Ele reconhece que o tema é espinhoso por mexer diretamente nos interesses dos parlamentares que devem tentar a reeleição em 2026. Mas se diz otimista e destaca que quem sai perdendo no recálculo é minoria: os sete estados que perderiam vagas têm 172 deputados.

Os estados cujas bancadas cresceriam somam 141 votos e outros 200 são de unidades da federação que não teriam mudanças no tamanho. O projeto precisa de maioria simples para ser aprovado.

A expectativa, contudo, é de forte oposição das bancadas dos estados que teriam redução, caso de Rio de Janeiro, Bahia e Pernambuco.
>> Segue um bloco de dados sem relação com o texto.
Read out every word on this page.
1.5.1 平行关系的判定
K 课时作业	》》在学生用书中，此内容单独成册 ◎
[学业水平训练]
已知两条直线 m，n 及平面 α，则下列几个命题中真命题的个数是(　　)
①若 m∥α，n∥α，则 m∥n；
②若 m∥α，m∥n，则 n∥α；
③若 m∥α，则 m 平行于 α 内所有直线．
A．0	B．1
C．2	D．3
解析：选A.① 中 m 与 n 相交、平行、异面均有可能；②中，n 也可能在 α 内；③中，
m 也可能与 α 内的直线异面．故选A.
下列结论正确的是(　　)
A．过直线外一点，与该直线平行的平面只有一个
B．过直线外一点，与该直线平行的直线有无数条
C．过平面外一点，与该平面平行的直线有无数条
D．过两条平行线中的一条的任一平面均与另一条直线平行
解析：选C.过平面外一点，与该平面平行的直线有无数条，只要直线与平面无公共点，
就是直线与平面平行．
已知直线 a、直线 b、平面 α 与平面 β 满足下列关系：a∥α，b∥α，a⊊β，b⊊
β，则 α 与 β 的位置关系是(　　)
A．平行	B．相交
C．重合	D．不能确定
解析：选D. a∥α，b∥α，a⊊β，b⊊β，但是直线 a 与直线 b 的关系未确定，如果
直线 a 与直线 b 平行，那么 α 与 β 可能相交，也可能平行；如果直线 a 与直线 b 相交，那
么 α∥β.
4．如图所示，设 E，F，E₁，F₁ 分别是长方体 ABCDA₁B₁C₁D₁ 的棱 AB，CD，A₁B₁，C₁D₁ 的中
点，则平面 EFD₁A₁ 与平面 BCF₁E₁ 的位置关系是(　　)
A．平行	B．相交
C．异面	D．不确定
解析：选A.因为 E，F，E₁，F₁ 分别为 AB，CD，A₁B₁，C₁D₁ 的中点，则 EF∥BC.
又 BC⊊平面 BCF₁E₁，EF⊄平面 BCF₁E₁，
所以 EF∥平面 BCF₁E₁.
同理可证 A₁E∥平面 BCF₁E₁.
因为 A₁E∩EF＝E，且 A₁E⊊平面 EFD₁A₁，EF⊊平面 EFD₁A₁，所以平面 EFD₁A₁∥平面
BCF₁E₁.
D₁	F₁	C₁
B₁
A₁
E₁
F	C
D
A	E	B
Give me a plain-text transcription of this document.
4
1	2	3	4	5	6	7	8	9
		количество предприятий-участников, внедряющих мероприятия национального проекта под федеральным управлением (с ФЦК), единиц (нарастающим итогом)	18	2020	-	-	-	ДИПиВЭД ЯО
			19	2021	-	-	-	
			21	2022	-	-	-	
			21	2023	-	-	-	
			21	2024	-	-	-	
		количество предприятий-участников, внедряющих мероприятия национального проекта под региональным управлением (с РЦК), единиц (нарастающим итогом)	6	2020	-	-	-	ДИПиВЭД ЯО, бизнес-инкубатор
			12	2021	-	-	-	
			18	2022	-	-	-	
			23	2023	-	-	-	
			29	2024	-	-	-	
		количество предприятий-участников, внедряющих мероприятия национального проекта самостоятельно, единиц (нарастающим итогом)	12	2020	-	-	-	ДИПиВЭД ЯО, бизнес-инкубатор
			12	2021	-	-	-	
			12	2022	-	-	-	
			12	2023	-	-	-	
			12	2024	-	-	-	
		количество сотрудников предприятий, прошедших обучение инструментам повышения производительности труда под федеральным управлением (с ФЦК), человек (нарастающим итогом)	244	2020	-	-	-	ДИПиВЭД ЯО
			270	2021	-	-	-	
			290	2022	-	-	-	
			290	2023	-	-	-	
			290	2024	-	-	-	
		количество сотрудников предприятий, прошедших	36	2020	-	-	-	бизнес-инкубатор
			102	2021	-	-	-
Coordenador da bancada federal do Rio de Janeiro, o deputado federal Áureo Ribeiro (Solidariedade) questiona a confiabilidade dos dados do Censo 2022 e diz ver dificuldades para uma redistribuição das vagas: “É um tema muito sensível, seria um consenso muito difícil de construir”.

O deputado federal Carlos Veras (PT), um dos coordenadores da bancada de Pernambuco, diz não acreditar na possibilidade de alteração na composição por estado. “A última modificação é de 1993, o que revela a dificuldade de o tema ser apreciado na Câmara dos Deputados.”

Outro possível obstáculo para colocar o projeto em pauta pode ser o próprio presidente da Câmara, Arthur Lira (PP). Isso porque o estado de Alagoas seria um dos prejudicados pelo recálculo ? a bancada seria reduzida de 9 para 8 deputados.

O deputado Pezenti diz acreditar que Lira não colocará os próprios interesses à frente da vontade do plenário, caso se construa uma maioria favorável ao projeto.

A bancada catarinense já começou a discutir estratégias para convencer os líderes dos partidos e tentar emplacar o projeto no retorno do recesso.

Na avaliação do cientista político Cláudio André de Souza, professor da Unilab (Universidade da Integração Internacional da Lusofonia Afro-Brasileira), o Congresso não deveria postergar o recálculo das vagas: “Quanto maior a defasagem, mais brusca será uma possível mudança no futuro”.

Caso a proposta seja aprovada, haverá aumento do quociente eleitoral e maior competição em 2026 nos estados em que o número de cadeiras for reduzido. Com isso, diz Souza, a tendência é de maior dificuldade para pequenos partidos nas disputas legislativas destes estados, o que pode impulsionar novas federações partidárias.

A mudança também tende a dar maior força às bancadas de estados com perfil mais conservador, caso de Santa Catarina, Mato Grosso e Goiás. Por outro lado, haveria uma perda de seis deputados na bancada nordestina, que nas últimas legislaturas tem se alinhado mais aos governos de esquerda.

Uma possível alteração no tamanho das bancadas federais dos estados também se refletiria nas Assembleias Legislativas. O número de vagas segue a mesma proporção da Câmara, mas com mínimo de 24 e máximo de 94 deputados estaduais.